Tuesday, August 23, 2022

Blain: Crisis To Deepen

Blain: This Crisis Is Going To Deepen


On the face of it, there isn’t much to smile about this morning…. Any economic snapshot would be bleak indeed.

Citicorp economists predict UK inflation will hit 18.6% in January.

Even as Europe scrambles to build winter reserves, gas prices spiked after Russia announced unscheduled pipeline maintenance – raising fears it won’t be switched back on again. (Imagine building a massive castle to defend Europe, but leaving the water wells in Russia…)

Stocks and Bonds took their first major spanking since mid-July as players panicked about hints of tighter monetary policy to be announced by a hawkish Fed at Jackson Hole later this week. (Which means if Jay Powell gives the merest hint of accommodative policy, there will, no doubt, be a massive relief rally – but let’s see if we make it to Friday first…) Value stocks are an oxymoron.

JP Morgan’s CEO Jamie Dimon has told the bank’s uber-clients there is a greater than 20% chance the US economy is moving into “something worse” than a hard recession – which is a 30% chance. Ouch. He’s thinking about all the obvious easy to spot stuff – interest rates, quantitative tightening, oil, energy, China, Ukraine and War.

What could possibly be worse than a hard recession? I can think of a few things. Ask me again once Liz Truss is in office. I just can’t wait to hear her plans to deal with an uncontrolled chain reaction of rising pay-demands as wage-inflation goes critical, exploding personal and business default rates, surging unemployment and a winter of increasing discontent and power cuts. The likelihood her government will be overwhelmed is high and confidence in her competence is low. She might surprise us – anyone want to take that bet? Thot not.
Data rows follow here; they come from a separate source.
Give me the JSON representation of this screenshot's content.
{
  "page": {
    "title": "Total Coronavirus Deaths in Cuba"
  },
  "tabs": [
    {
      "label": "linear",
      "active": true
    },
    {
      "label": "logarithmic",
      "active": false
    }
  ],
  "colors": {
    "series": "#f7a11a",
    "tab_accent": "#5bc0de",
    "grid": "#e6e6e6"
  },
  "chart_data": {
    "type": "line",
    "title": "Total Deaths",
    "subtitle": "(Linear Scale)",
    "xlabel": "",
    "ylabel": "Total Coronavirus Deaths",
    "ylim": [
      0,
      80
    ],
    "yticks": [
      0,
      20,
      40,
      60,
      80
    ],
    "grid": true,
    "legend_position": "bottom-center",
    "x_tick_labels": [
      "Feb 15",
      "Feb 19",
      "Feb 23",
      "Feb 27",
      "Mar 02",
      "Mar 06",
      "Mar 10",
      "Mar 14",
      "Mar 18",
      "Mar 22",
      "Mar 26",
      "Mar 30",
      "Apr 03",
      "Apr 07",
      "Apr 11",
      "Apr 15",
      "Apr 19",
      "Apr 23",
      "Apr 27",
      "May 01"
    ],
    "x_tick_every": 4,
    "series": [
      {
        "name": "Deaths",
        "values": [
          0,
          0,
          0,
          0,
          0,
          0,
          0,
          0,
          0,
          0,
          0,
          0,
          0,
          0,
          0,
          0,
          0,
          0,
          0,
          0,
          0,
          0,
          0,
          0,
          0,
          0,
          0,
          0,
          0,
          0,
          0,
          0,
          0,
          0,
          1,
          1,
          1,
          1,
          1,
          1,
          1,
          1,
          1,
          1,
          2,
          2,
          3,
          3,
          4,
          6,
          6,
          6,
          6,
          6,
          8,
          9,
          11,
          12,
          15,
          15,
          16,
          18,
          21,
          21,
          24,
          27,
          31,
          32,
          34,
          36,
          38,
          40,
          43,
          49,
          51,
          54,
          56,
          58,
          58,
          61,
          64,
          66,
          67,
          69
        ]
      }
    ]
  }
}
A chum has already shuttered his manufacturing business – soaring energy costs killed him, but wages, a dearth of available skills, and supply costs meant it just wasn’t worth fighting anymore. Across Europe, businesses – from restaurants to SMEs are simply giving up – beaten down by a howling gale of inflation, energy costs, business bureaucracy and a dearth of anyone prepared to work for peanuts in increasingly marginal looking jobs.